Дома Глеб осмотрел «Ятрань» (она была в полной исправности), почистил, отрегулировал и попробовал печатать. Однопальцевый метод не устроил Глеба. Поэтому на следующий день он в магазине купил пособие для машинистки. А через месяц, самостоятельно освоив «слепой метод», набрал свою первую статью — четыре страницы текста — и отослал ее в Ленинград. Через полгода ее напечатали.

* * *

Однажды, сразу после взлета с заводского аэродрома, в воздухозаборник «изделия» (так самолет обозначался в составленном позже протоколе), попала птица. Как потом определили по останкам — ворона. Летчик не стал катапультироваться, а успешно посадил «изделие» на песчаную косу протекающей через город реки. За что и был поощрен.

А заводское начальство вдруг вспомнило, что на каждом приличном западном аэродроме есть своя орнитологическая служба, и вызвало Глеба. О его внерабочих увлечениях на военном заводе, конечно же, знали не только его коллеги-птицелюбы, но и те, кому это положено было знать по долгу службы.

Глебу предложили, сначала в качестве сверхурочной работы, обследовать территорию объекта и дать заключение на предмет птицеопасности для выпускаемых «изделий».

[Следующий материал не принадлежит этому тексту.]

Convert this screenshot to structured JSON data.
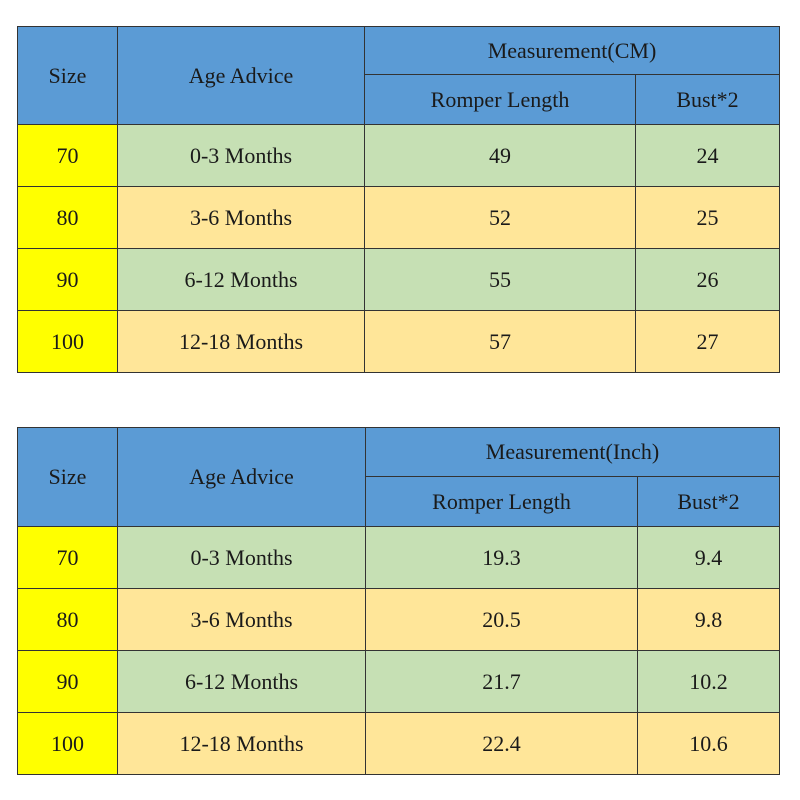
{
  "table_cm": {
    "header": {
      "size": "Size",
      "age": "Age Advice",
      "measurement": "Measurement(CM)",
      "length": "Romper Length",
      "bust": "Bust*2"
    },
    "rows": [
      {
        "size": "70",
        "age": "0-3 Months",
        "length": "49",
        "bust": "24"
      },
      {
        "size": "80",
        "age": "3-6 Months",
        "length": "52",
        "bust": "25"
      },
      {
        "size": "90",
        "age": "6-12 Months",
        "length": "55",
        "bust": "26"
      },
      {
        "size": "100",
        "age": "12-18 Months",
        "length": "57",
        "bust": "27"
      }
    ]
  },
  "table_inch": {
    "header": {
      "size": "Size",
      "age": "Age Advice",
      "measurement": "Measurement(Inch)",
      "length": "Romper Length",
      "bust": "Bust*2"
    },
    "rows": [
      {
        "size": "70",
        "age": "0-3 Months",
        "length": "19.3",
        "bust": "9.4"
      },
      {
        "size": "80",
        "age": "3-6 Months",
        "length": "20.5",
        "bust": "9.8"
      },
      {
        "size": "90",
        "age": "6-12 Months",
        "length": "21.7",
        "bust": "10.2"
      },
      {
        "size": "100",
        "age": "12-18 Months",
        "length": "22.4",
        "bust": "10.6"
      }
    ]
  },
  "colors": {
    "header": "#5b9bd5",
    "size_column": "#ffff00",
    "row_green": "#c6e0b4",
    "row_orange": "#ffe699"
  }
}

Так как площадь авиастроительного комплекса была огромной (в ее границы входил не только сам завод, но и аэродром), то Глебу выделили уазик-«буханку», маленький дощатый домик и двух «лаборантов» — как раз тех работяг, которые спасли для него «Ятрань».

Глебу пришлось освоить специальную литературу, посвященную причинам столкновения пернатых с летательными аппаратами. Он, с облегчением для себя, выяснил, что мелкие певчие птицы, те самые, которых он и его товарищи с удовольствием содержали в клетках, никак не могли заставить пойти на вынужденную посадку боевую машину. А вот утки, чайки и вороны как раз и были причинами таких происшествий и даже катастроф.

В окрестностях аэродрома водоемов не было, поэтому уток и чаек из этого списка Глеб вычеркнул. А вороны были. И с ними Глеб начал вести борьбу.

Прежде всего, он предложил уничтожить мусорную свалку на заповедной территории. У начальства память о птице, попавшей в воздухозаборник самолета, была еще свежа. Поэтому незамедлительно были пригнаны два бульдозера, экскаватор и три грузовика, которые быстро эвакуировали содержимое свалки в неизвестном направлении.

Вороны несколько дней подряд прилетали на знакомое место, превратившееся в бесплодную пустыню, что-то рассеянно там клевали, печально каркали, а потом исчезли.

Но это были пришельцы. Оставалось несколько вороньих пар, гнездящихся на территории аэродрома.

Глеб получил согласие руководства на кардинальные меры: ворон расстрелять, гнезда разорить, а чтобы другим неповадно было здесь селиться, купить магнитофон, усилители и крутить крики тревоги этих пернатых.

Лаборанты баграми спихнули с деревьев гнезда, а над аэродромом стал регулярно разноситься душераздирающий вороний грай.

* * *

Магнитофон подтолкнул Глеба к освоению еще одной орнитологической специальности. Он решил не только собирать птичьи фотопортреты, но заодно коллекционировать голоса пернатых.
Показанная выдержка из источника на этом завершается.